Checked https://www.scintilla.org/LexillaDoc.html for official wording to
reuse in these docstrings: it documents only the library-level functions
(CreateLexer, GetLexerCount, GetLexerName, etc.), nothing at the
SC_TYPE_*/SCLEX_*/ILexer4/ILexer5 granularity — so all docstrings
here are original, not adapted from upstream text.
Because the generated enums are derived from whatever Lexilla version is
currently vendored, they go stale silently at compile time (a static_cast
always succeeds) but loudly at the Python boundary (nanobind raises if
GetIdentifier() ever returns a value with no matching enum member) — see
auditing.md's re-vendoring checklist for the regeneration
step this requires.
ILexer5's declaration: vendor Scintilla's interface headers, not all of Scintilla
ILexer5 (along with ILexer4, IDocument, and the Sci_Position/
Sci_PositionU types) is declared in Scintilla's ILexer.h/Sci_Position.h,
not in Lexilla's own tarball — Lexilla.h assumes the caller has already
included ILexer.h. The individual lexer implementations also need a
handful of fold-level flag constants from Scintilla's Scintilla.h to
compile (the per-language SCE_* style constants already live in Lexilla's
own vendored include/SciLexer.h, no extra vendoring needed for those).
Vendoring all of Scintilla just for these interface/constant headers would reintroduce
the dependency this project deliberately avoids (see "What this is NOT").
Instead, only those headers are vendored, unmodified, under
src/scintilla_interface/include/ — see auditing.md for
the version/checksum table and the process
for keeping them in sync with the vendored Lexilla version when it updates.
Naming: lexilla-py repo, lexilla package, src/lexilla_vendor/ for vendored source
The GitHub repo is lexilla-py rather than lexilla so that vendoring
Lexilla's own upstream source never collides with the repo's own checkout
directory name on case-insensitive filesystems (Windows, default macOS).

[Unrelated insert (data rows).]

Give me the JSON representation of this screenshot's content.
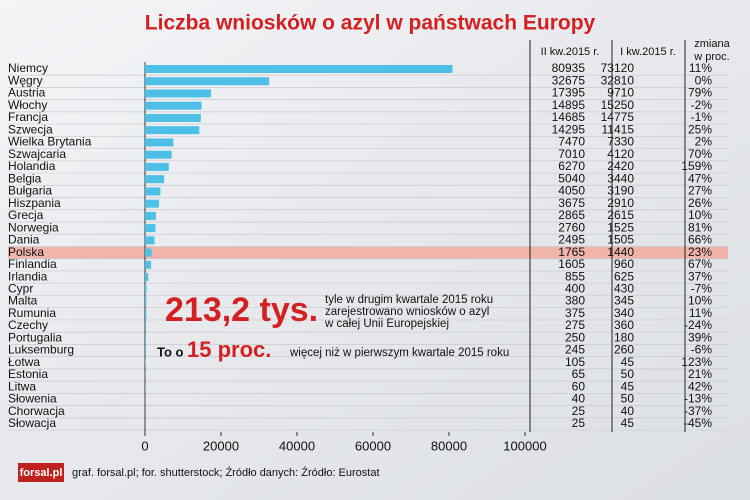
{
  "chart_data": {
    "type": "bar",
    "title": "Liczba wniosków o azyl w państwach Europy",
    "categories": [
      "Niemcy",
      "Węgry",
      "Austria",
      "Włochy",
      "Francja",
      "Szwecja",
      "Wielka Brytania",
      "Szwajcaria",
      "Holandia",
      "Belgia",
      "Bułgaria",
      "Hiszpania",
      "Grecja",
      "Norwegia",
      "Dania",
      "Polska",
      "Finlandia",
      "Irlandia",
      "Cypr",
      "Malta",
      "Rumunia",
      "Czechy",
      "Portugalia",
      "Luksemburg",
      "Łotwa",
      "Estonia",
      "Litwa",
      "Słowenia",
      "Chorwacja",
      "Słowacja"
    ],
    "values": [
      80935,
      32675,
      17395,
      14895,
      14685,
      14295,
      7470,
      7010,
      6270,
      5040,
      4050,
      3675,
      2865,
      2760,
      2495,
      1765,
      1605,
      855,
      400,
      380,
      375,
      275,
      250,
      245,
      105,
      65,
      60,
      40,
      25,
      25
    ],
    "color": "#4ec0e8",
    "q1_values": [
      73120,
      32810,
      9710,
      15250,
      14775,
      11415,
      7330,
      4120,
      2420,
      3440,
      3190,
      2910,
      2615,
      1525,
      1505,
      1440,
      960,
      625,
      430,
      345,
      340,
      360,
      180,
      260,
      45,
      50,
      45,
      50,
      40,
      45
    ],
    "change_labels": [
      "11%",
      "0%",
      "79%",
      "-2%",
      "-1%",
      "25%",
      "2%",
      "70%",
      "159%",
      "47%",
      "27%",
      "26%",
      "10%",
      "81%",
      "66%",
      "23%",
      "67%",
      "37%",
      "-7%",
      "10%",
      "11%",
      "-24%",
      "39%",
      "-6%",
      "123%",
      "21%",
      "42%",
      "-13%",
      "-37%",
      "-45%"
    ],
    "column_headers": [
      "II kw.2015 r.",
      "I kw.2015 r."
    ],
    "change_header": [
      "zmiana",
      "w proc."
    ],
    "highlight": 15,
    "highlight_color": "#f2aa9c",
    "xlim": [
      0,
      100000
    ],
    "xticks": [
      0,
      20000,
      40000,
      60000,
      80000,
      100000
    ],
    "grid": true,
    "annotations": {
      "total": "213,2 tys.",
      "total_text": [
        "tyle w drugim kwartale 2015 roku",
        "zarejestrowano wniosków o azyl",
        "w całej Unii Europejskiej"
      ],
      "growth_prefix": "To o",
      "growth": "15 proc.",
      "growth_text": "więcej niż w pierwszym kwartale 2015 roku"
    },
    "logo": "forsal.pl",
    "source": "graf. forsal.pl; for. shutterstock;  Źródło danych:  Źródło: Eurostat"
  }
}
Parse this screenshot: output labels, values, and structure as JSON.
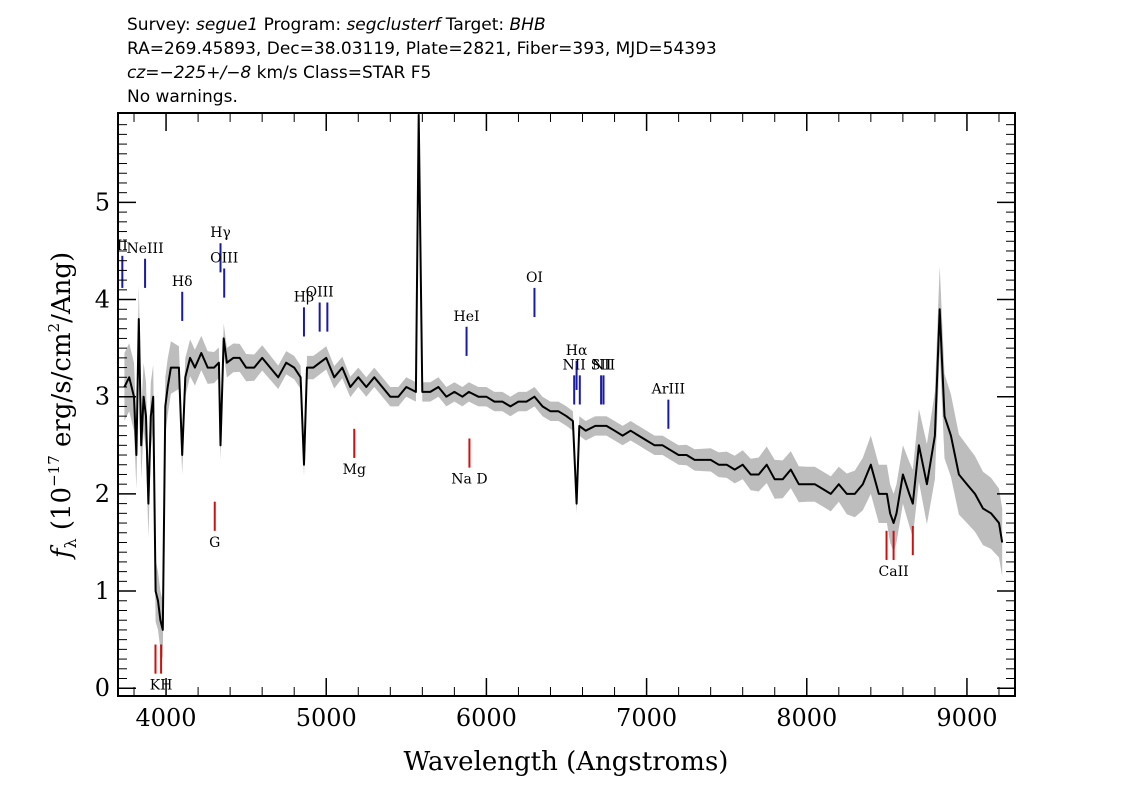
{
  "header": {
    "line1": {
      "survey_label": "Survey: ",
      "survey": "segue1",
      "program_label": " Program: ",
      "program": "segclusterf",
      "target_label": " Target: ",
      "target": "BHB"
    },
    "line2": "RA=269.45893, Dec=38.03119, Plate=2821, Fiber=393, MJD=54393",
    "line3": {
      "cz_label": "cz",
      "cz_value": "=−225+/−8",
      "cz_unit": " km/s Class=STAR F5"
    },
    "line4": "No warnings."
  },
  "colors": {
    "flux": "#000000",
    "error": "#bdbdbd",
    "emission": "#1a1aa8",
    "absorption": "#d01010",
    "axes": "#000000"
  },
  "chart_data": {
    "type": "line",
    "xlabel": "Wavelength (Angstroms)",
    "ylabel_symbol": "f",
    "ylabel_sub": "λ",
    "ylabel_rest": " (10",
    "ylabel_exp": "−17",
    "ylabel_unit": " erg/s/cm",
    "ylabel_exp2": "2",
    "ylabel_end": "/Ang)",
    "xlim": [
      3700,
      9300
    ],
    "ylim": [
      -0.08,
      5.92
    ],
    "grid": false,
    "x_ticks": [
      4000,
      5000,
      6000,
      7000,
      8000,
      9000
    ],
    "x_tick_labels": [
      "4000",
      "5000",
      "6000",
      "7000",
      "8000",
      "9000"
    ],
    "y_ticks": [
      0,
      1,
      2,
      3,
      4,
      5
    ],
    "y_tick_labels": [
      "0",
      "1",
      "2",
      "3",
      "4",
      "5"
    ],
    "series": [
      {
        "role": "flux",
        "x": [
          3740,
          3770,
          3800,
          3815,
          3830,
          3845,
          3860,
          3875,
          3890,
          3905,
          3920,
          3935,
          3950,
          3965,
          3980,
          3995,
          4010,
          4030,
          4050,
          4080,
          4101,
          4120,
          4150,
          4180,
          4220,
          4260,
          4300,
          4330,
          4340,
          4360,
          4380,
          4420,
          4460,
          4500,
          4550,
          4600,
          4650,
          4700,
          4750,
          4800,
          4840,
          4861,
          4880,
          4920,
          4960,
          5000,
          5050,
          5100,
          5150,
          5200,
          5250,
          5300,
          5350,
          5400,
          5450,
          5500,
          5560,
          5577,
          5600,
          5650,
          5700,
          5750,
          5800,
          5850,
          5890,
          5950,
          6000,
          6050,
          6100,
          6150,
          6200,
          6250,
          6300,
          6350,
          6400,
          6450,
          6500,
          6540,
          6563,
          6580,
          6620,
          6680,
          6750,
          6800,
          6850,
          6900,
          6950,
          7000,
          7050,
          7100,
          7150,
          7200,
          7250,
          7300,
          7350,
          7400,
          7450,
          7500,
          7550,
          7600,
          7650,
          7700,
          7750,
          7800,
          7850,
          7900,
          7950,
          8000,
          8050,
          8100,
          8150,
          8200,
          8250,
          8300,
          8350,
          8400,
          8450,
          8500,
          8520,
          8542,
          8560,
          8600,
          8640,
          8662,
          8700,
          8750,
          8800,
          8830,
          8860,
          8900,
          8950,
          9000,
          9050,
          9100,
          9150,
          9200,
          9220
        ],
        "y": [
          3.1,
          3.2,
          3.0,
          2.4,
          3.8,
          2.5,
          3.0,
          2.8,
          1.9,
          2.8,
          3.0,
          1.0,
          0.9,
          0.7,
          0.6,
          2.9,
          3.1,
          3.3,
          3.3,
          3.3,
          2.4,
          3.2,
          3.4,
          3.3,
          3.45,
          3.3,
          3.3,
          3.35,
          2.5,
          3.6,
          3.35,
          3.4,
          3.4,
          3.3,
          3.3,
          3.4,
          3.3,
          3.2,
          3.35,
          3.3,
          3.2,
          2.3,
          3.3,
          3.3,
          3.35,
          3.4,
          3.2,
          3.3,
          3.1,
          3.2,
          3.1,
          3.2,
          3.1,
          3.0,
          3.0,
          3.1,
          3.05,
          5.9,
          3.05,
          3.05,
          3.1,
          3.0,
          3.05,
          3.0,
          3.05,
          3.0,
          3.0,
          2.95,
          2.95,
          2.9,
          2.95,
          2.95,
          3.0,
          2.9,
          2.85,
          2.85,
          2.8,
          2.75,
          1.9,
          2.7,
          2.65,
          2.7,
          2.7,
          2.65,
          2.6,
          2.65,
          2.6,
          2.55,
          2.5,
          2.5,
          2.45,
          2.4,
          2.4,
          2.35,
          2.35,
          2.35,
          2.3,
          2.3,
          2.25,
          2.3,
          2.2,
          2.2,
          2.3,
          2.15,
          2.15,
          2.25,
          2.1,
          2.1,
          2.1,
          2.05,
          2.0,
          2.1,
          2.0,
          2.0,
          2.1,
          2.3,
          2.0,
          2.0,
          1.8,
          1.7,
          1.8,
          2.2,
          2.0,
          1.9,
          2.5,
          2.1,
          2.6,
          3.9,
          2.8,
          2.6,
          2.2,
          2.1,
          2.0,
          1.85,
          1.8,
          1.7,
          1.5
        ]
      },
      {
        "role": "error",
        "x": [
          3740,
          3800,
          3850,
          3900,
          3950,
          4000,
          4100,
          4200,
          4300,
          4400,
          4500,
          4600,
          4700,
          4800,
          4900,
          5000,
          5200,
          5400,
          5600,
          5800,
          6000,
          6200,
          6400,
          6600,
          6800,
          7000,
          7200,
          7400,
          7600,
          7800,
          8000,
          8200,
          8400,
          8600,
          8800,
          9000,
          9220
        ],
        "y": [
          0.35,
          0.35,
          0.35,
          0.35,
          0.3,
          0.3,
          0.2,
          0.18,
          0.16,
          0.15,
          0.14,
          0.13,
          0.12,
          0.12,
          0.12,
          0.12,
          0.1,
          0.1,
          0.1,
          0.1,
          0.1,
          0.1,
          0.1,
          0.1,
          0.1,
          0.1,
          0.1,
          0.12,
          0.15,
          0.2,
          0.18,
          0.18,
          0.3,
          0.3,
          0.45,
          0.4,
          0.35
        ]
      }
    ],
    "lines": [
      {
        "label": "II",
        "wave": 3727,
        "kind": "emission",
        "y0": 4.12,
        "y1": 4.45
      },
      {
        "label": "NeIII",
        "wave": 3869,
        "kind": "emission",
        "y0": 4.12,
        "y1": 4.42
      },
      {
        "label": "Hδ",
        "wave": 4101,
        "kind": "emission",
        "y0": 3.78,
        "y1": 4.08
      },
      {
        "label": "Hγ",
        "wave": 4340,
        "kind": "emission",
        "y0": 4.28,
        "y1": 4.58
      },
      {
        "label": "OIII",
        "wave": 4363,
        "kind": "emission",
        "y0": 4.02,
        "y1": 4.32
      },
      {
        "label": "Hβ",
        "wave": 4861,
        "kind": "emission",
        "y0": 3.62,
        "y1": 3.92
      },
      {
        "label": "OIII",
        "wave": 4959,
        "kind": "emission",
        "y0": 3.67,
        "y1": 3.97
      },
      {
        "label": "",
        "wave": 5007,
        "kind": "emission",
        "y0": 3.67,
        "y1": 3.97
      },
      {
        "label": "HeI",
        "wave": 5876,
        "kind": "emission",
        "y0": 3.42,
        "y1": 3.72
      },
      {
        "label": "OI",
        "wave": 6300,
        "kind": "emission",
        "y0": 3.82,
        "y1": 4.12
      },
      {
        "label": "NII",
        "wave": 6548,
        "kind": "emission",
        "y0": 2.92,
        "y1": 3.22
      },
      {
        "label": "Hα",
        "wave": 6563,
        "kind": "emission",
        "y0": 3.07,
        "y1": 3.37
      },
      {
        "label": "",
        "wave": 6583,
        "kind": "emission",
        "y0": 2.92,
        "y1": 3.22
      },
      {
        "label": "SII",
        "wave": 6716,
        "kind": "emission",
        "y0": 2.92,
        "y1": 3.22
      },
      {
        "label": "NII",
        "wave": 6731,
        "kind": "emission",
        "y0": 2.92,
        "y1": 3.22
      },
      {
        "label": "ArIII",
        "wave": 7136,
        "kind": "emission",
        "y0": 2.67,
        "y1": 2.97
      },
      {
        "label": "",
        "wave": 3934,
        "kind": "absorption",
        "y0": 0.15,
        "y1": 0.45
      },
      {
        "label": "KH",
        "wave": 3969,
        "kind": "absorption",
        "y0": 0.15,
        "y1": 0.45
      },
      {
        "label": "G",
        "wave": 4304,
        "kind": "absorption",
        "y0": 1.62,
        "y1": 1.92
      },
      {
        "label": "Mg",
        "wave": 5175,
        "kind": "absorption",
        "y0": 2.37,
        "y1": 2.67
      },
      {
        "label": "Na D",
        "wave": 5894,
        "kind": "absorption",
        "y0": 2.27,
        "y1": 2.57
      },
      {
        "label": "",
        "wave": 8498,
        "kind": "absorption",
        "y0": 1.32,
        "y1": 1.62
      },
      {
        "label": "CaII",
        "wave": 8542,
        "kind": "absorption",
        "y0": 1.32,
        "y1": 1.62
      },
      {
        "label": "",
        "wave": 8662,
        "kind": "absorption",
        "y0": 1.37,
        "y1": 1.67
      }
    ]
  }
}
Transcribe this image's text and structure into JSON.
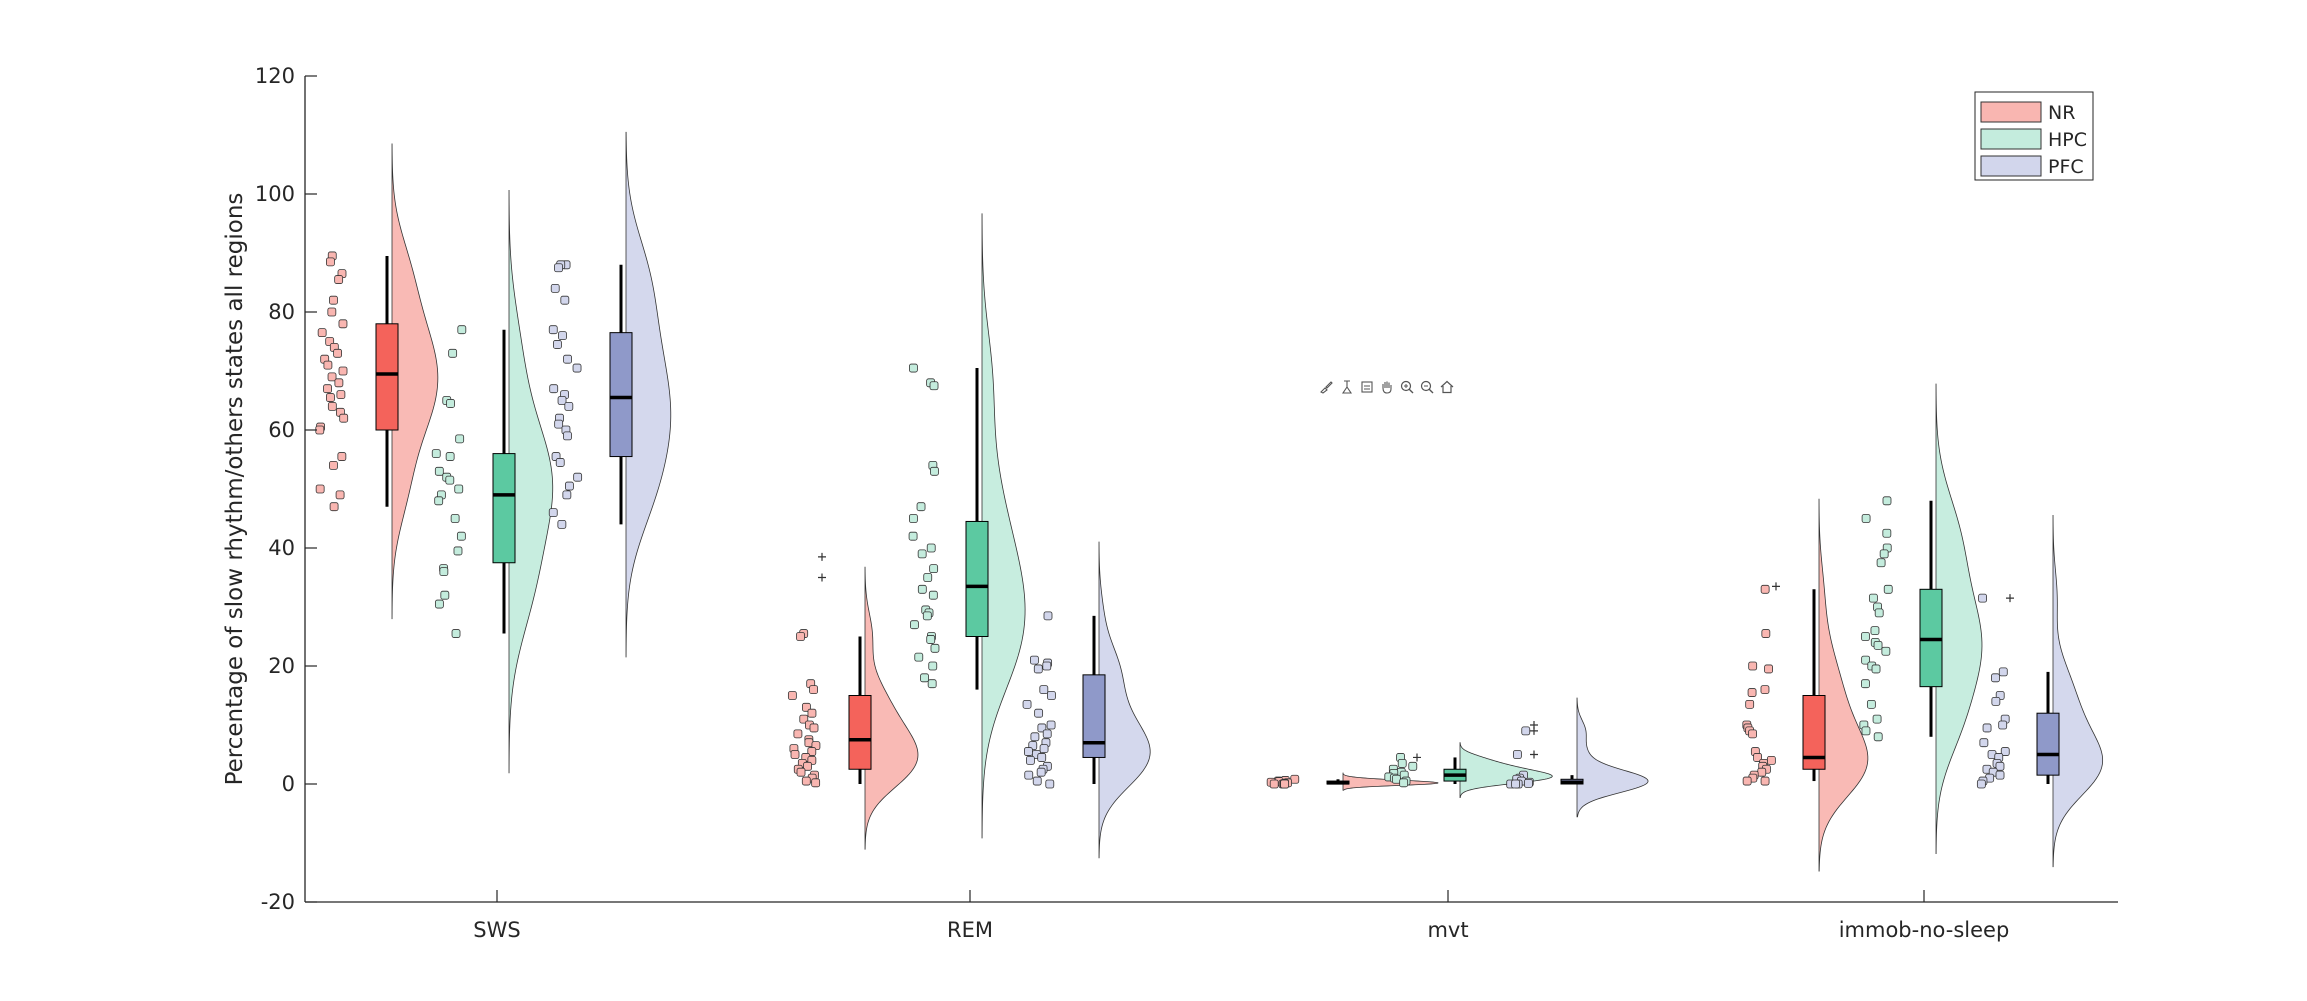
{
  "chart_data": {
    "type": "raincloud",
    "ylabel": "Percentage of slow rhythm/others states all regions",
    "xlabel": "",
    "ylim": [
      -20,
      120
    ],
    "yticks": [
      -20,
      0,
      20,
      40,
      60,
      80,
      100,
      120
    ],
    "grid": false,
    "legend_position": "top-right",
    "categories": [
      "SWS",
      "REM",
      "mvt",
      "immob-no-sleep"
    ],
    "series": [
      {
        "name": "NR",
        "color": "#f4635b",
        "fill": "#f9b6b1",
        "boxes": [
          {
            "min": 47,
            "q1": 60,
            "median": 69.5,
            "q3": 78,
            "max": 89.5,
            "outliers": []
          },
          {
            "min": 0,
            "q1": 2.5,
            "median": 7.5,
            "q3": 15,
            "max": 25,
            "outliers": [
              35,
              38.5
            ]
          },
          {
            "min": 0,
            "q1": 0,
            "median": 0.2,
            "q3": 0.5,
            "max": 0.8,
            "outliers": []
          },
          {
            "min": 0.5,
            "q1": 2.5,
            "median": 4.5,
            "q3": 15,
            "max": 33,
            "outliers": [
              33.5
            ]
          }
        ],
        "points": [
          [
            89.5,
            88.5,
            86.5,
            85.5,
            82,
            80,
            78,
            76.5,
            75,
            74,
            73,
            72,
            71,
            70,
            69,
            68,
            67,
            66,
            65.5,
            64,
            63,
            62,
            60.5,
            60,
            55.5,
            54,
            50,
            49,
            47
          ],
          [
            25.5,
            25,
            17,
            16,
            15,
            13,
            12,
            11,
            10,
            9.5,
            8.5,
            7.5,
            7,
            6.5,
            6,
            5.5,
            5,
            4.5,
            4,
            3.5,
            3,
            2.5,
            2,
            1.5,
            1,
            0.5,
            0.2
          ],
          [
            0.8,
            0.6,
            0.5,
            0.4,
            0.3,
            0.2,
            0.1,
            0,
            0,
            0,
            0,
            0
          ],
          [
            33,
            25.5,
            20,
            19.5,
            16,
            15.5,
            13.5,
            10,
            9.5,
            9,
            8.5,
            5.5,
            4.5,
            4,
            3.5,
            3,
            2.5,
            2,
            1.5,
            1,
            0.5,
            0.5
          ]
        ]
      },
      {
        "name": "HPC",
        "color": "#5cc9a1",
        "fill": "#c4ecdd",
        "boxes": [
          {
            "min": 25.5,
            "q1": 37.5,
            "median": 49,
            "q3": 56,
            "max": 77,
            "outliers": []
          },
          {
            "min": 16,
            "q1": 25,
            "median": 33.5,
            "q3": 44.5,
            "max": 70.5,
            "outliers": []
          },
          {
            "min": 0,
            "q1": 0.5,
            "median": 1.5,
            "q3": 2.5,
            "max": 4.5,
            "outliers": [
              4.5
            ]
          },
          {
            "min": 8,
            "q1": 16.5,
            "median": 24.5,
            "q3": 33,
            "max": 48,
            "outliers": []
          }
        ],
        "points": [
          [
            77,
            73,
            65,
            64.5,
            58.5,
            56,
            55.5,
            53,
            52,
            51.5,
            50,
            49,
            48,
            45,
            42,
            39.5,
            36.5,
            36,
            32,
            30.5,
            25.5
          ],
          [
            70.5,
            68,
            67.5,
            54,
            53,
            47,
            45,
            42,
            40,
            39,
            36.5,
            35,
            33,
            32,
            29.5,
            29,
            28.5,
            27,
            25,
            24.5,
            23,
            21.5,
            20,
            18,
            17
          ],
          [
            4.5,
            3.5,
            3,
            2.5,
            2,
            1.8,
            1.5,
            1.2,
            1,
            0.8,
            0.5,
            0.2
          ],
          [
            48,
            45,
            42.5,
            40,
            39,
            37.5,
            33,
            31.5,
            30,
            29,
            26,
            25,
            24,
            23.5,
            22.5,
            21,
            20,
            19.5,
            17,
            13.5,
            11,
            10,
            9,
            8
          ]
        ]
      },
      {
        "name": "PFC",
        "color": "#8f99c9",
        "fill": "#d2d6ec",
        "boxes": [
          {
            "min": 44,
            "q1": 55.5,
            "median": 65.5,
            "q3": 76.5,
            "max": 88,
            "outliers": []
          },
          {
            "min": 0,
            "q1": 4.5,
            "median": 7,
            "q3": 18.5,
            "max": 28.5,
            "outliers": []
          },
          {
            "min": 0,
            "q1": 0,
            "median": 0.3,
            "q3": 0.8,
            "max": 1.5,
            "outliers": [
              5,
              9,
              10
            ]
          },
          {
            "min": 0,
            "q1": 1.5,
            "median": 5,
            "q3": 12,
            "max": 19,
            "outliers": [
              31.5
            ]
          }
        ],
        "points": [
          [
            88,
            88,
            87.5,
            84,
            82,
            77,
            76,
            74.5,
            72,
            70.5,
            67,
            66,
            65,
            64,
            62,
            61,
            60,
            59,
            55.5,
            54.5,
            52,
            50.5,
            49,
            46,
            44
          ],
          [
            28.5,
            21,
            20.5,
            20,
            19.5,
            16,
            15,
            13.5,
            12,
            10,
            9.5,
            8.5,
            8,
            7,
            6.5,
            6,
            5.5,
            5,
            4.5,
            4,
            3,
            2.5,
            2,
            1.5,
            0.5,
            0
          ],
          [
            9,
            5,
            1.5,
            1,
            0.8,
            0.5,
            0.3,
            0.1,
            0,
            0,
            0
          ],
          [
            31.5,
            19,
            18,
            15,
            14,
            11,
            10,
            9.5,
            7,
            5.5,
            5,
            4.5,
            3.5,
            3,
            2.5,
            2,
            1.5,
            1,
            0.5,
            0
          ]
        ]
      }
    ]
  },
  "toolbar": {
    "icons": [
      "brush-icon",
      "datatip-icon",
      "rotate-icon",
      "pan-icon",
      "zoom-in-icon",
      "zoom-out-icon",
      "home-icon"
    ]
  }
}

Within the repo, the same concern applies one level down: pyside6-scintilla
vendors Scintilla under src/scintilla/, sitting next to the binding
package src/pyside6_scintilla/ — distinct names, no collision. Lexilla's
own package would naturally be src/lexilla/, identical to a same-named
vendor directory, so the vendored source instead lives at
src/lexilla_vendor/. The PyPI package and Python import name are both
plain lexilla — that namespace doesn't have the same collision risk.
Versioning
Same scheme as pyside6-scintilla: <Lexilla version>.<binding revision>
(e.g. Lexilla 5.5.0 → package 5.5.0.0). The binding revision increments
for releases of this package that don't correspond to a new Lexilla version,
and resets to 0 when Lexilla itself releases a new version.